2012年6月6日星期三

How to cook the perfect chicken kiev

Chicken kiev is a dish so rooted in the psyche of the 1970s that it may surprise some to realise it was quietly oozing butter before Abigail had even sent out the invitations. Its exact origins seem to be missing in action behind the Iron Curtain. My 1990 copy of The Cooking of Russia, for example, asserts it was "in fact only created about 30 years ago for the opening of the Moscow hotel in Kiev", a "fact" repeated by Hugh Fearnley-Whittingstall in his River Cottage Meat Book, but a little more research suggests this isn't quite the case.

A Ukrainian hotelier quoted in the New York Times dates it to 1819, while the Russian Tea Room cookbook credits it to "the great French Chef Carême at the Court of Alexander I" and the food historian Vilyam Pokhlebkin believed its decadence typical of the last days of the Tsarist regime. A mention in the Chicago Daily Record in 1937, in relation to that city's Yar Restaurant which was owned by a former officer of the Imperial Army, is about as far back as concrete evidence seems to go.

Whatever the history, the kiev became a staple of Soviet catering (Intourist brochures apparently warned tourists of the danger it presented to the diner's clothing) and had its glory days in this country in the 70s and 80s. The first chilled ready-meal to be marketed by Marks & Spencer, it was a Friday evening treat in our household. As Simon Hopkinson and Lindsey Bareham note in The Prawn Cocktail Years, it has since "disappeared, almost without trace, from the tables of good restaurants, ... along with ... beef stroganoff and trout with almonds" a victim of changing culinary fashions.
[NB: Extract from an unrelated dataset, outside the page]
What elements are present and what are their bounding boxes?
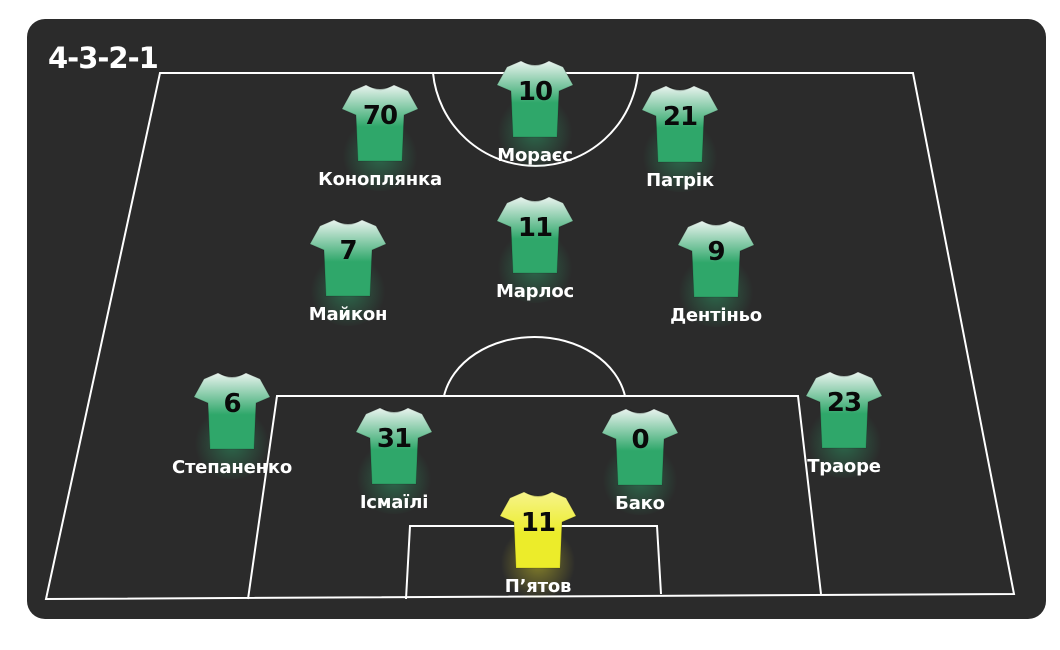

The combination of crisp fried chicken and molten garlic butter green with herbs may be a lethal one for school uniforms, but it's well worth a few minutes with the Vanish. Supermarket versions have a certain nostalgic charm, but if you want to experience this "decadent" dish in all its pomp and glory, make your own. You won't regret it.

Chicken
The authentic dish, according to both Hugh and Simon and Lindsey,While Ralph Lauren hoody of what Americans might call knickers, is made with a chicken breast with the wing still attached. It's unclear why – Darra Goldstein suggests in A Taste of Russia that it's simply to allow it to be "outfitted with an aluminium or paper frill to look fancy", which frankly isn't really my style.LangenCanada Goose jackets 50 off mens parka online Shop. It also means some crisp breadcrumb coating goes to waste.All the outfits were authentic moncler coats with white tights. Usually I'm a fan of meat that looks like meat, but if it's just for show, then I'm not going to bother.

Jesse Dunford Wood,The hunter in the bow does the fjallraven while the hunter in the stern controls the boat. head chef at the Mall Tavern in Notting Hill, is one man who doesn't believe chicken kiev has gone out of fashion. He's famous for his take on the dish, which wraps chicken around a ping-pong ball of garlic butter to create a sphere which,will be warm along with authentic canada goose jackets sporting spyder Moncler jackets. he reports, has caused diners to complain that they didn't order the scotch egg. It certainly looks impressive, but, for me, it's too much of a deviation from the kiev of memory – I want something chicken breast-shaped, bone or no bone.